The group displayed video clips from Maricopa County’s ballot drop boxes prior to the 2022 election, showing individuals dropping off large numbers of ballots. In one video, a man can be seen getting out a box full of ballots. In other videos, individuals were observed after dropping off the ballots, handling more ballots in their vehicles, which led Busch and Handsel to speculate that they might be heading to another drop box. Additionally, the pair noted that almost every individual wore a mask, even though COVID-19 had ended. A video of election workers retrieving the ballots showed none wearing masks.

Arizona’s strict ballot harvesting law only allows family members, household members, or caregivers of the voter to return their ballots.

Busch noted that the election workers didn’t seal the box of ballots after they removed them from the drop box, but wheeled the pallet into the elections building, where it sat unattended in a hallway for over two hours.

The group stated that the county claims signature verification will catch the fraudulent ballots from ballot harvesting at drop boxes, citing a video clip of one of the county’s attorneys making this assertion.

“Even if there were 500,000 ballots somehow injected into the process, every ballot received by Maricopa County is processed, checked out against the voter registration record to make sure the person hasn’t already voted, and then verified by a multi-level signature review process,” the attorney said. “There’s no evidence or even reason to believe that it had any effect on the number of votes lawfully counted.”

WPAA displayed a quote from Richer claiming, “Mail-in voting is safe, secure, and valid.”

Handsel reviewed the lack of a chain of custody for ballots from the Post Office. He said the Post Office doesn’t even scan them like they do with regular mail, nor does the Post Office count them. He said county employees pick them up without counting them either, then drop them off at the third-party ballot processing vendor, Runbeck Election Systems. Only after they’re dropped off at Runbeck are they counted. Runbeck scans the ballot signature affidavits on the envelopes, then sends the images to Maricopa County Elections for signature verification.

Handsel explained how the first 1.2 million signatures that were verified appeared to be devoid of fraud, due to realistic processing times and approval rates around 80 percent. It wasn’t until the last 700,000 that were processed that WPAA saw problems with the signature verification.

He said taking 6 to 12 seconds to compare signatures was “conscientious,” which they saw in the early verification. This is because their trained volunteers took about that same amount of time, although some took as long as 30 seconds.

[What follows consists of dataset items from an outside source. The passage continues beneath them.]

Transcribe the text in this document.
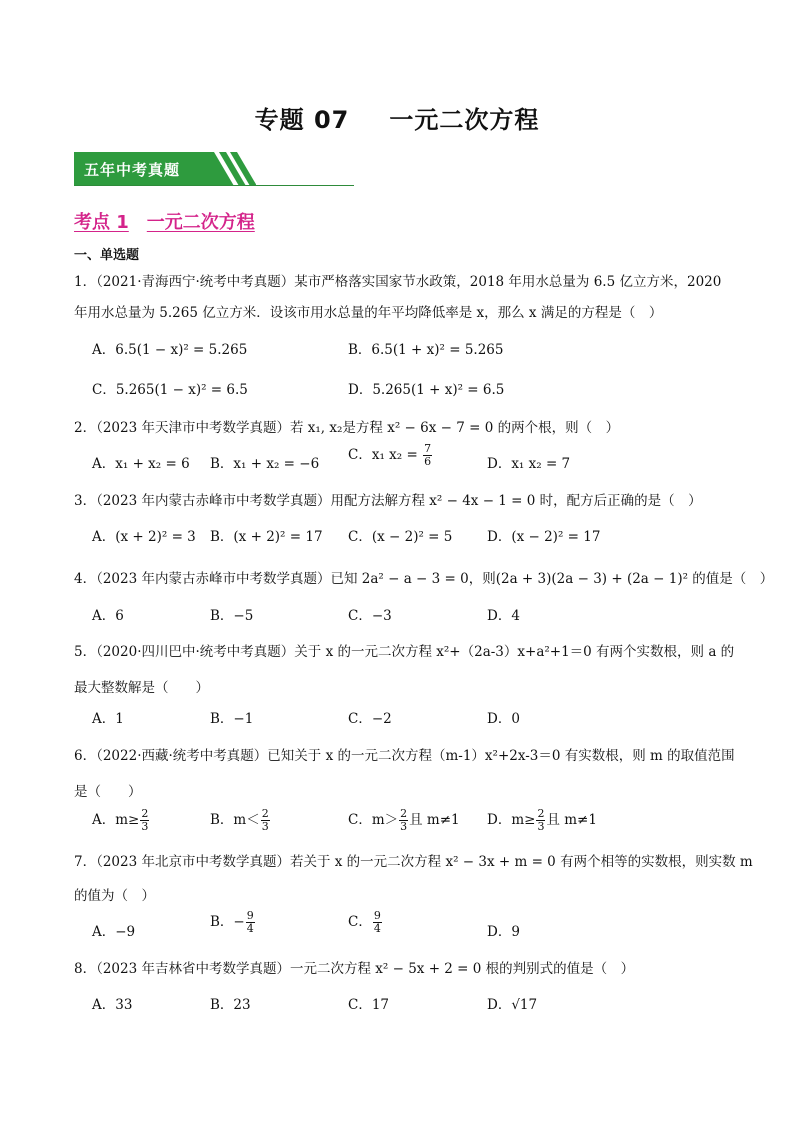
专题 07 一元二次方程
五年中考真题
考点 1 一元二次方程
一、单选题
1．（2021·青海西宁·统考中考真题）某市严格落实国家节水政策，2018 年用水总量为 6.5 亿立方米，2020
年用水总量为 5.265 亿立方米．设该市用水总量的年平均降低率是 x，那么 x 满足的方程是（　）
A．6.5(1 − x)² = 5.265	B．6.5(1 + x)² = 5.265
C．5.265(1 − x)² = 6.5	D．5.265(1 + x)² = 6.5
2．（2023 年天津市中考数学真题）若 x₁, x₂是方程 x² − 6x − 7 = 0 的两个根，则（　）
A．x₁ + x₂ = 6 B．x₁ + x₂ = −6
C．x₁ $x_2 = \frac{7}{6}$	D．x₁ x₂ = 7
3．（2023 年内蒙古赤峰市中考数学真题）用配方法解方程 x² − 4x − 1 = 0 时，配方后正确的是（　）
A．(x + 2)² = 3 B．(x + 2)² = 17 C．(x − 2)² = 5	D．(x − 2)² = 17
4．（2023 年内蒙古赤峰市中考数学真题）已知 2a² − a − 3 = 0，则(2a + 3)(2a − 3) + (2a − 1)² 的值是（　）
A．6	B．−5	C．−3	D．4
5．（2020·四川巴中·统考中考真题）关于 x 的一元二次方程 x²+（2a-3）x+a²+1＝0 有两个实数根，则 a 的
最大整数解是（　　）
A．1	B．−1	C．−2	D．0
6．（2022·西藏·统考中考真题）已知关于 x 的一元二次方程（m-1）x²+2x-3＝0 有实数根，则 m 的取值范围
是（　　）
A．$m\ge \frac{2}{3}$	B．$m< \frac{2}{3}$	C．$m> \frac{2}{3}$ 且 m≠1 D．$m\ge \frac{2}{3}$ 且 m≠1
7．（2023 年北京市中考数学真题）若关于 x 的一元二次方程 x² − 3x + m = 0 有两个相等的实数根，则实数 m
的值为（　）
A．−9
B．− $\frac{9}{4}$	C． $\frac{9}{4}$	D．9
8．（2023 年吉林省中考数学真题）一元二次方程 x² − 5x + 2 = 0 根的判别式的值是（　）
A．33	B．23	C．17	D．√17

The group focused on the divergent results. “User 21” averaged an 80 percent pass rate, which was consistent with their volunteers. Whereas “User 12” took an average of 2 seconds, with a pass rate of 99 percent. Similarly, “User 134” took an average of 2.4 seconds to review a signature with a pass rate of 99 percent.

Handsel expressed his frustration that managers could be seen in video coverage walking by the speedy clickers and didn’t correct them. “And the fact that they’re sitting right next to each other [clicking at different speeds] ought to be obvious to the manager … to correct these but the fact is that management did not disapprove of this kind of signature verification practice,” he said.

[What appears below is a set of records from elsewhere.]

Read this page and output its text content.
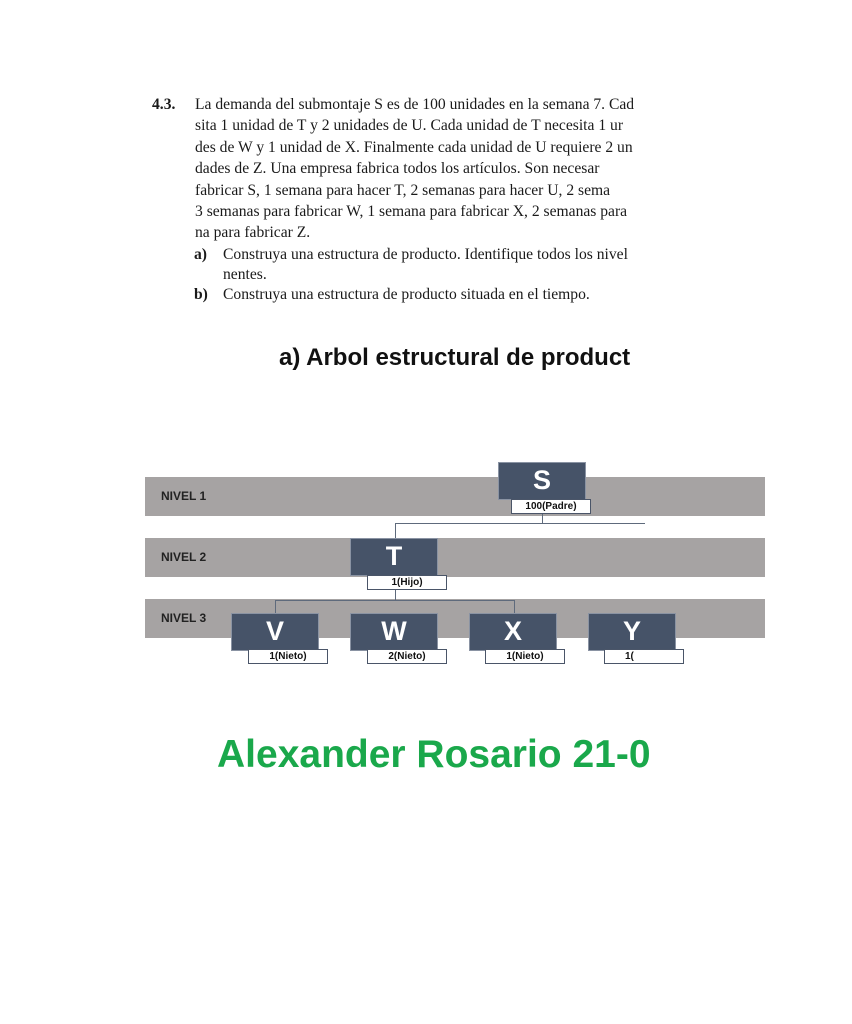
4.3. La demanda del submontaje S es de 100 unidades en la semana 7. Cad
sita 1 unidad de T y 2 unidades de U. Cada unidad de T necesita 1 ur
des de W y 1 unidad de X. Finalmente cada unidad de U requiere 2 un
dades de Z. Una empresa fabrica todos los artículos. Son necesar
fabricar S, 1 semana para hacer T, 2 semanas para hacer U, 2 sema
3 semanas para fabricar W, 1 semana para fabricar X, 2 semanas para
na para fabricar Z.
a) Construya una estructura de producto. Identifique todos los nivel
nentes.
b) Construya una estructura de producto situada en el tiempo.
a) Arbol estructural de product
NIVEL 1
NIVEL 2
NIVEL 3
S
100(Padre)
T
1(Hijo)
V
1(Nieto)
W
2(Nieto)
X
1(Nieto)
Y
1(
Alexander Rosario 21-0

Busch concluded, “You could always trust your election department to play and ridicule anyone who chose to question them.”

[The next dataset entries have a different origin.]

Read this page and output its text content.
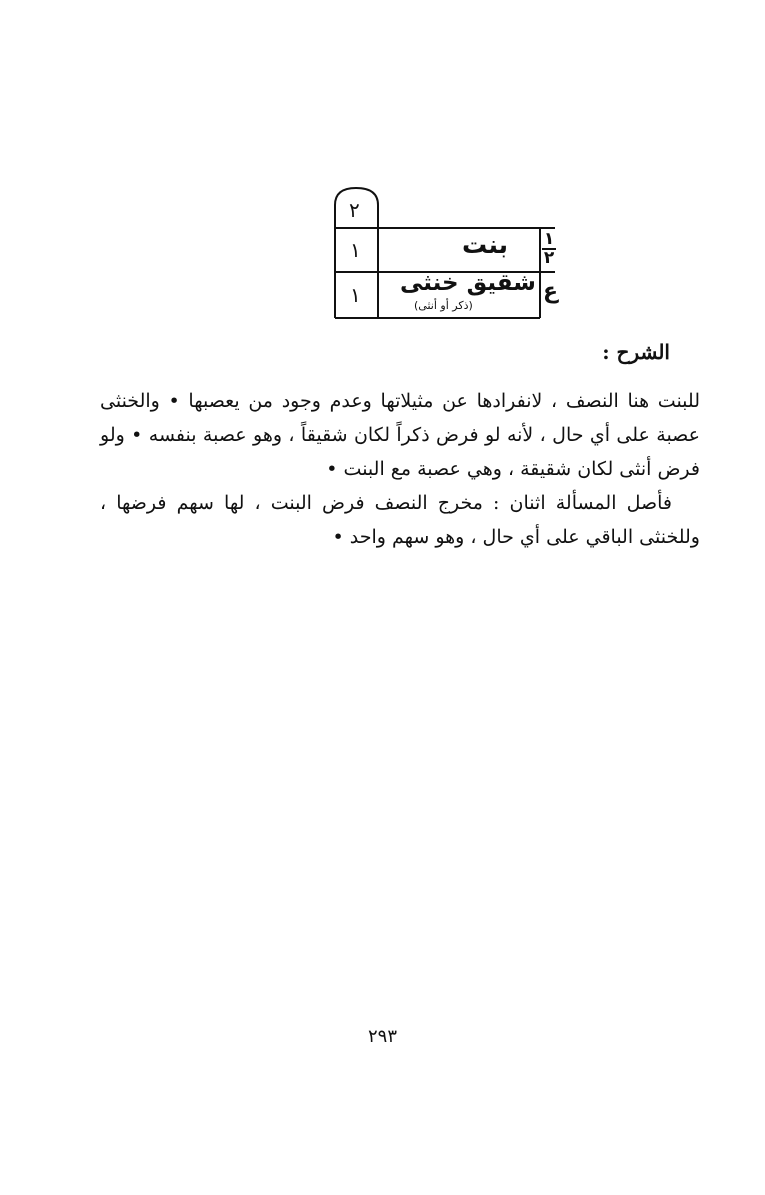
٢
١	بنت ١
٢
١ شقيق خنثى
(ذكر أو أنثى)
ع
الشرح :
للبنت هنا النصف ، لانفرادها عن مثيلاتها وعدم وجود من يعصبها • والخنثى عصبة على أي حال ، لأنه لو فرض ذكراً لكان شقيقاً ، وهو عصبة بنفسه • ولو فرض أنثى لكان شقيقة ، وهي عصبة مع البنت •
فأصل المسألة اثنان : مخرج النصف فرض البنت ، لها سهم فرضها ، وللخنثى الباقي على أي حال ، وهو سهم واحد •
٢٩٣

Blehm recommended one fix for the problem: “What I think really needs to happen is … Maricopa County [needs] to purge all of those signatures from the voter registration database and simply use the one the voter [provides] when they register to vote.”

Previous research by WPAA and other groups found that many voters had dramatically different signatures provided in previous elections, which many suspect were falsified.